The day when we witnessed Michael Schumacher’s debut win as an F1 racer. Schumi’s performances in his first complete season as an F1 driver with Benetton – Ford had been nothing short of something stellar. In the first 11 races of the season, he had completed 9 races and in none of these had he finished anywhere outside the top 4. The first 11 races also included 5 podium finishes. Needless to say, his first race win was becoming overdue.
The 12th race of the season was at the circuit where Michael made his debut a year back – Spa-Francorchamps. Michael had mentioned to the media before the race that he had a good feeling about the race, as he felt that this was where he would score his maiden win.
The season was being dominated by Nigel Mansell who represented Williams-Renault and qualified at polo for Belgium too. Next to him was the genius Ayrton Senna in his McLaren-Honda. Michael started from third on the grid with Mansell’s team mate Patrese on 4th. Traditional Spa rains again hit the track before the start, reducing the advantage that Mansell usually enjoyed that season in his superior car. At the end of lap 3 with rain falling, Mansell pitted for wets followed by Patrese and Schumacher on the next lap. Senna stayed out as a gamble hoping the rain would stop but it didn’t and he dropped out of the reckoning. When it all settled down, Mansell was at the front followed by Patrese then Schumi and Brundle (Michael’s team mate) in 4th.
By lap 30th the track was beginning to dry up and Michael had a moment, he ran wide allowing Brundle to overtake and claim 3rd. However, Michael noticed that Brundle’s tyres were beginning to blister and he immediately went in and switched to slicks. Brundle stopped a couple of laps later and with superior tyres meant Schumi was again ahead of him in 3rd. The Williams’ team was late in reacting and both Patrese and Mansell stopped a few laps later, but the damage had been done thus far. Michael had taken over the race and had a sizeable lead-up front, and the extra few laps on the slicks of the drying track had worked big time.

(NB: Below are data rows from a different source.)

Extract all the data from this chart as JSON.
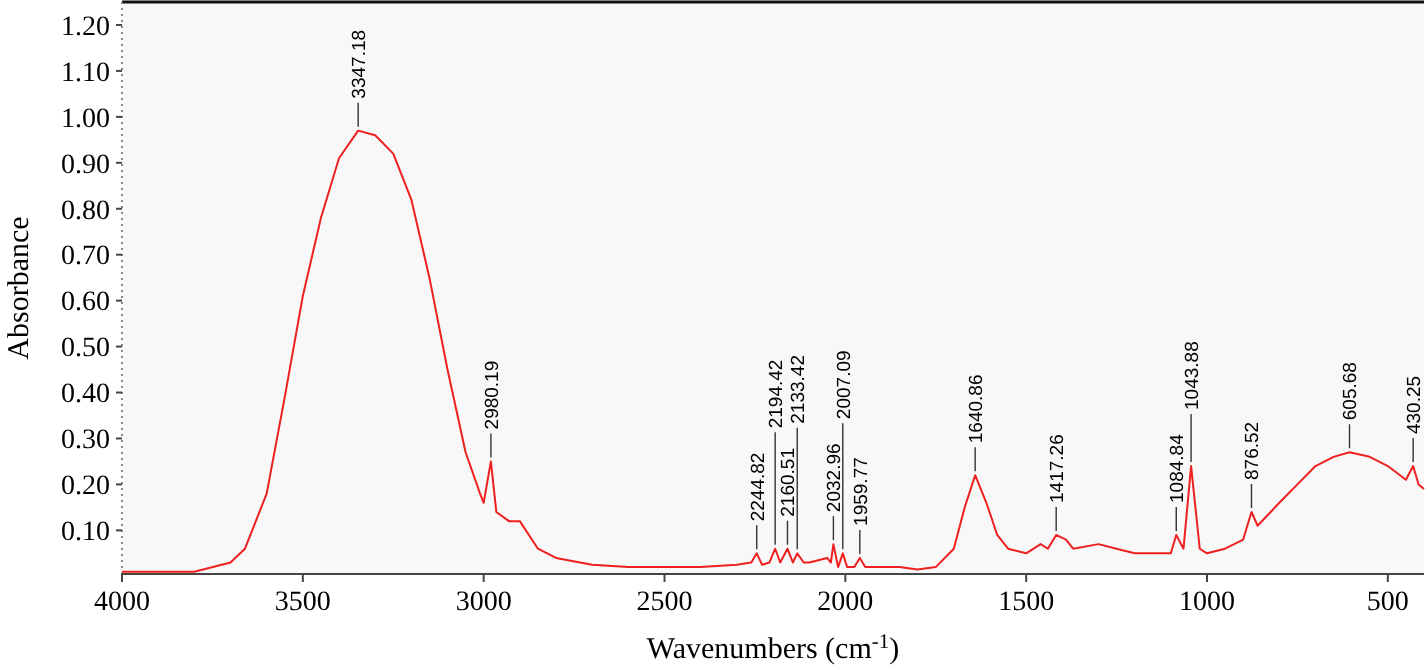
{
  "chart_data": {
    "type": "line",
    "xlabel": "Wavenumbers (cm$^{-1}$)",
    "ylabel": "Absorbance",
    "xlim": [
      4000,
      400
    ],
    "ylim": [
      0.005,
      1.25
    ],
    "xticks": [
      4000,
      3500,
      3000,
      2500,
      2000,
      1500,
      1000,
      500
    ],
    "yticks": [
      {
        "value": 0.1,
        "label": "0.10"
      },
      {
        "value": 0.2,
        "label": "0.20"
      },
      {
        "value": 0.3,
        "label": "0.30"
      },
      {
        "value": 0.4,
        "label": "0.40"
      },
      {
        "value": 0.5,
        "label": "0.50"
      },
      {
        "value": 0.6,
        "label": "0.60"
      },
      {
        "value": 0.7,
        "label": "0.70"
      },
      {
        "value": 0.8,
        "label": "0.80"
      },
      {
        "value": 0.9,
        "label": "0.90"
      },
      {
        "value": 1.0,
        "label": "1.00"
      },
      {
        "value": 1.1,
        "label": "1.10"
      },
      {
        "value": 1.2,
        "label": "1.20"
      }
    ],
    "grid": false,
    "marker": "none",
    "line_style": "solid",
    "series": [
      {
        "color": "#ee2020",
        "x": [
          4000,
          3800,
          3700,
          3660,
          3600,
          3550,
          3500,
          3450,
          3400,
          3347,
          3300,
          3250,
          3200,
          3150,
          3100,
          3050,
          3010,
          3000,
          2980,
          2965,
          2930,
          2900,
          2850,
          2800,
          2700,
          2600,
          2500,
          2400,
          2300,
          2260,
          2245,
          2230,
          2210,
          2194,
          2180,
          2160,
          2145,
          2133,
          2115,
          2100,
          2050,
          2040,
          2033,
          2020,
          2007,
          1995,
          1975,
          1960,
          1945,
          1900,
          1850,
          1800,
          1750,
          1700,
          1670,
          1641,
          1610,
          1580,
          1550,
          1500,
          1460,
          1440,
          1417,
          1390,
          1370,
          1300,
          1250,
          1200,
          1100,
          1085,
          1065,
          1044,
          1020,
          1000,
          950,
          900,
          877,
          860,
          800,
          750,
          700,
          650,
          606,
          550,
          500,
          450,
          430,
          415,
          400
        ],
        "values": [
          0.01,
          0.01,
          0.03,
          0.06,
          0.18,
          0.39,
          0.61,
          0.78,
          0.91,
          0.97,
          0.96,
          0.92,
          0.82,
          0.65,
          0.45,
          0.27,
          0.18,
          0.16,
          0.25,
          0.14,
          0.12,
          0.12,
          0.06,
          0.04,
          0.025,
          0.02,
          0.02,
          0.02,
          0.025,
          0.03,
          0.05,
          0.025,
          0.03,
          0.06,
          0.03,
          0.06,
          0.03,
          0.05,
          0.03,
          0.03,
          0.04,
          0.03,
          0.07,
          0.02,
          0.05,
          0.02,
          0.02,
          0.04,
          0.02,
          0.02,
          0.02,
          0.015,
          0.02,
          0.06,
          0.15,
          0.22,
          0.16,
          0.09,
          0.06,
          0.05,
          0.07,
          0.06,
          0.09,
          0.08,
          0.06,
          0.07,
          0.06,
          0.05,
          0.05,
          0.09,
          0.06,
          0.24,
          0.06,
          0.05,
          0.06,
          0.08,
          0.14,
          0.11,
          0.16,
          0.2,
          0.24,
          0.26,
          0.27,
          0.26,
          0.24,
          0.21,
          0.24,
          0.2,
          0.19
        ]
      }
    ],
    "annotations": [
      {
        "text": "3347.18",
        "x": 3347,
        "y": 0.97
      },
      {
        "text": "2980.19",
        "x": 2980,
        "y": 0.25
      },
      {
        "text": "2244.82",
        "x": 2245,
        "y": 0.05
      },
      {
        "text": "2194.42",
        "x": 2194,
        "y": 0.06
      },
      {
        "text": "2160.51",
        "x": 2160,
        "y": 0.06
      },
      {
        "text": "2133.42",
        "x": 2133,
        "y": 0.05
      },
      {
        "text": "2032.96",
        "x": 2033,
        "y": 0.07
      },
      {
        "text": "2007.09",
        "x": 2007,
        "y": 0.05
      },
      {
        "text": "1959.77",
        "x": 1960,
        "y": 0.04
      },
      {
        "text": "1640.86",
        "x": 1641,
        "y": 0.22
      },
      {
        "text": "1417.26",
        "x": 1417,
        "y": 0.09
      },
      {
        "text": "1084.84",
        "x": 1085,
        "y": 0.09
      },
      {
        "text": "1043.88",
        "x": 1044,
        "y": 0.24
      },
      {
        "text": "876.52",
        "x": 877,
        "y": 0.14
      },
      {
        "text": "605.68",
        "x": 606,
        "y": 0.27
      },
      {
        "text": "430.25",
        "x": 430,
        "y": 0.24
      }
    ]
  }
}
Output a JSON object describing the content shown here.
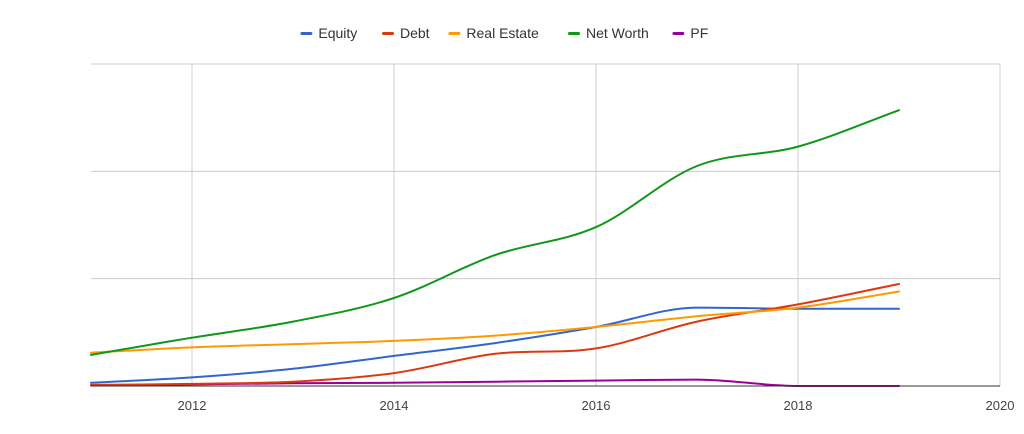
{
  "chart_data": {
    "type": "line",
    "title": "",
    "xlabel": "",
    "ylabel": "",
    "xlim": [
      2011,
      2020
    ],
    "ylim": [
      0,
      300
    ],
    "x_ticks": [
      2012,
      2014,
      2016,
      2018,
      2020
    ],
    "x_tick_labels": [
      "2012",
      "2014",
      "2016",
      "2018",
      "2020"
    ],
    "y_gridlines": [
      0,
      100,
      200,
      300
    ],
    "y_tick_labels_visible": false,
    "grid": true,
    "legend_position": "top-center",
    "series": [
      {
        "name": "Equity",
        "color": "#3366cc",
        "x": [
          2011,
          2012,
          2013,
          2014,
          2015,
          2016,
          2017,
          2018,
          2019
        ],
        "y": [
          3,
          8,
          16,
          28,
          40,
          55,
          73,
          72,
          72
        ]
      },
      {
        "name": "Debt",
        "color": "#dc3912",
        "x": [
          2011,
          2012,
          2013,
          2014,
          2015,
          2016,
          2017,
          2018,
          2019
        ],
        "y": [
          1,
          2,
          4,
          12,
          30,
          35,
          60,
          76,
          95
        ]
      },
      {
        "name": "Real Estate",
        "color": "#ff9900",
        "x": [
          2011,
          2012,
          2013,
          2014,
          2015,
          2016,
          2017,
          2018,
          2019
        ],
        "y": [
          31,
          36,
          39,
          42,
          47,
          55,
          65,
          73,
          88
        ]
      },
      {
        "name": "Net Worth",
        "color": "#109618",
        "x": [
          2011,
          2012,
          2013,
          2014,
          2015,
          2016,
          2017,
          2018,
          2019
        ],
        "y": [
          29,
          45,
          60,
          82,
          122,
          148,
          205,
          223,
          257
        ]
      },
      {
        "name": "PF",
        "color": "#990099",
        "x": [
          2011,
          2012,
          2013,
          2014,
          2015,
          2016,
          2017,
          2018,
          2019
        ],
        "y": [
          0.5,
          1.5,
          2.5,
          3,
          4,
          5,
          6,
          0,
          0
        ]
      }
    ]
  }
}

Mansell did begin to eat into the gap but he had a problem with the exhaust of his car and could not keep up the challenge. Patrese, on the other hand, too faced similar issues but had enough in him to keep Brundle behind him in 4th.
Schumacher eventually finished the race with 36 seconds clear at the front securing his debut win in what was to be the first of ninety-one career triumphs. The turning point of the race was undoubtedly Schumi’s decision to switch to slicks quicker than any of the other challengers for the race which highlighted two weapons which would form the key to Michael’s arsenal in his career: the first being his superior skills on the wet surface compared to practically anyone on the grid, and the second being Michael’s ability to make real-time changes to his strategy depending upon the race conditions, as he often saw opportunities which people in the garage with the luxury of all the technology and equipment failed to notice.